Alors qu'Erez navigue au début de sa carrière, avec un album compliqué dans le monde, un label qui la soutient et plus d'entretiens avec la presse que jamais, elle explique aux masses qui elle est -- "Je n'ai jamais autant parlé de moi-même que dans ces derniers mois." Alors qu'elle a eu le temps de peaufiner son album, quand elle parle, elle se sent moins éloquente sur le moment. Elle veut que la musique parle à sa place. Sur le morceau titre, "Off The Radar", elle chante ce désir de retomber dans l'oubli tout en tissant des textures électroniques complexes pour s'exprimer.
"[Nous avons] ce besoin très primal que nous avons d'être entendus, d'être vus, d'être remarqués, d'être reconnus pour les choses que nous faisons ou pour qui nous sommes", dit Erez à propos de la chanson. "D'un autre côté, j'ai ce besoin de disparaître parfois."

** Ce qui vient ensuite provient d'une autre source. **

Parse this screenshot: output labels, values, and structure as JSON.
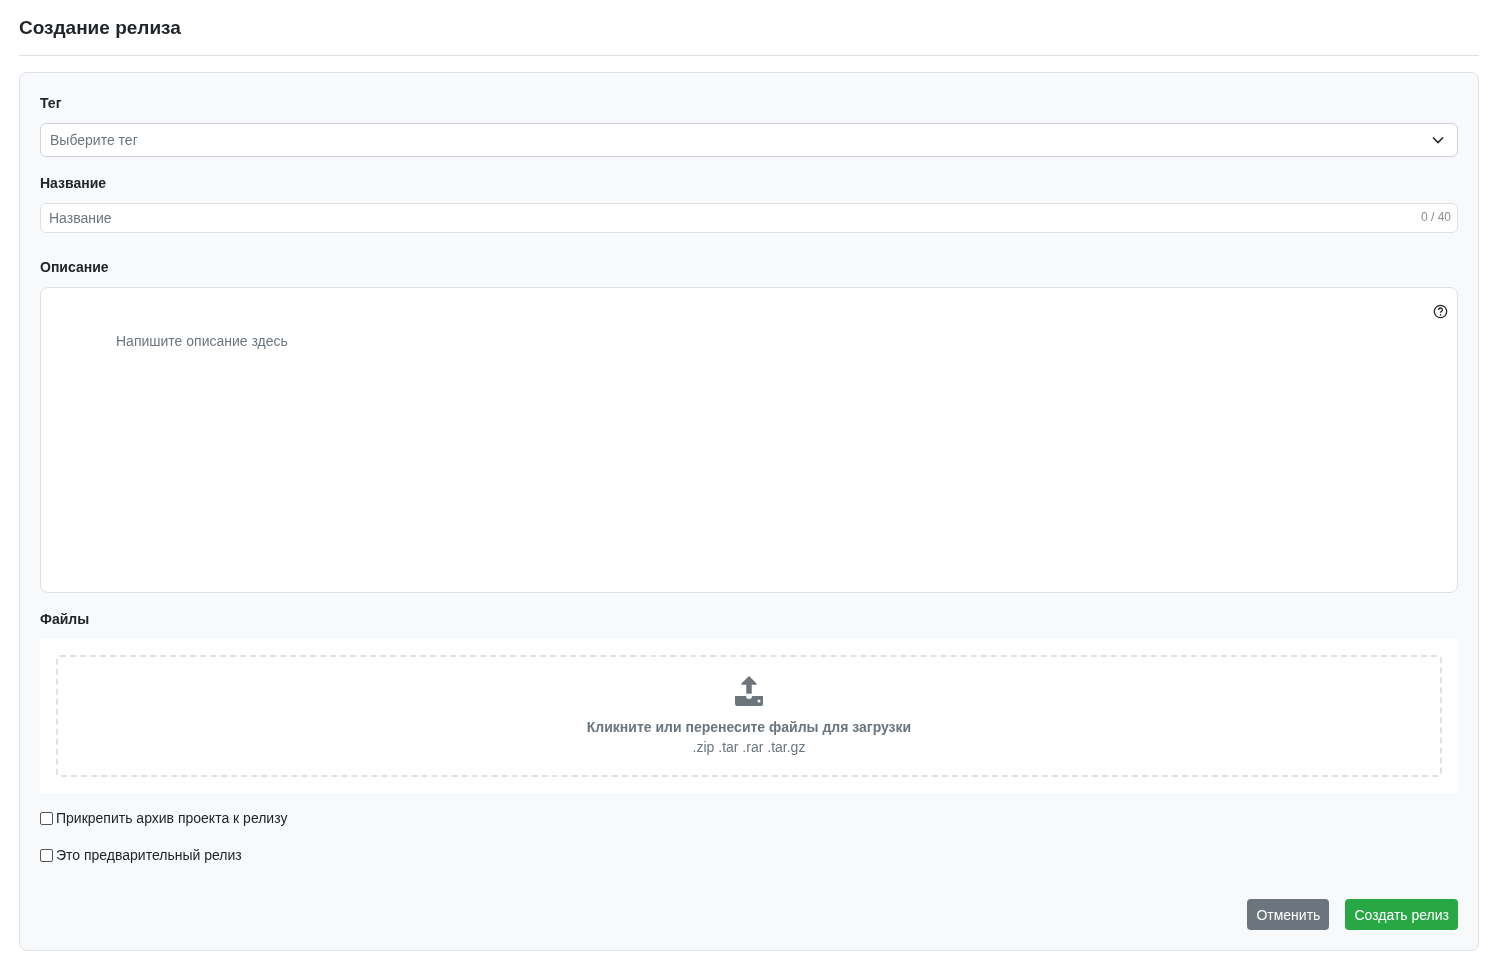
{
  "page": {
    "title": "Создание релиза"
  },
  "tag": {
    "label": "Тег",
    "placeholder": "Выберите тег"
  },
  "name": {
    "label": "Название",
    "placeholder": "Название",
    "counter": "0 / 40"
  },
  "description": {
    "label": "Описание",
    "placeholder": "Напишите описание здесь"
  },
  "files": {
    "label": "Файлы",
    "prompt": "Кликните или перенесите файлы для загрузки",
    "formats": ".zip .tar .rar .tar.gz"
  },
  "options": [
    {
      "label": "Прикрепить архив проекта к релизу",
      "checked": false
    },
    {
      "label": "Это предварительный релиз",
      "checked": false
    }
  ],
  "buttons": [
    {
      "label": "Отменить",
      "kind": "secondary"
    },
    {
      "label": "Создать релиз",
      "kind": "primary"
    }
  ]
}
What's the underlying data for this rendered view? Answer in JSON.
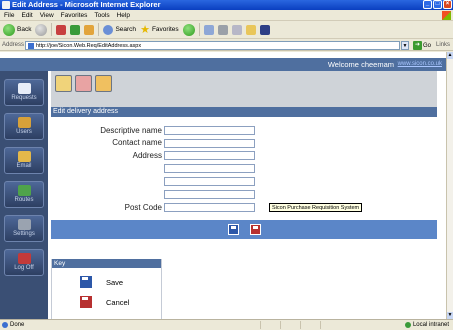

Et elle a effectivement disparu pendant un moment. Pendant l'enregistrement de l'album, elle a traversé une période de déconnexion, où elle a éteint sa télévision pendant des jours et s'est détachée des réseaux sociaux et des actualités. Pendant un moment, elle était déconnectée des événements actuels et de tout le reste. C'était extrême, dit Erez, mais nécessaire. Au final, cet exercice lui a permis de réaliser à quel point sa consommation médiatique était malsaine, et depuis, elle a appris à équilibrer cela avec la vie réelle.
C'est ironique pour quelqu'un qui fait de la musique pour la consommation de masse de dire qu'elle veut vivre hors du radar, mais pour Erez, tout revient à la peur d'être incomprise. Elle ne veut pas que ses mots soient mal interprétés.
"Tout n'est que bavardage / Je dois bégayer pour m'en sortir", chante-t-elle sur "Noisy". "Tiens-moi / Je ne veux pas être incompris / C'est tellement bruyant / Je dois le fermer, je dois l'éteindre."
Tout comme elle s'est éduquée sur ses voisins arabes, elle espère que ses nouveaux auditeurs mondiaux prendront le temps de s'informer sur elle -- qu'ils s'enterreront dans ses paroles et les sons qui les entourent, et qu'ils ne chercheront pas trop de sa personnalité à travers les interviews médiatiques. Il s'agit avant tout de se mettre hors du radar des préjugés, tout en entrant pleinement sur le radar de la musique mondiale.
"Mettre ma personnalité et mes idées et mes pensées en mots est toujours quelque chose qui se sent vraiment, comme, ça rétrécit vraiment mon monde," dit-elle. "J'aimerais que les gens écoutent la musique -- c'est la seule chose que je veux."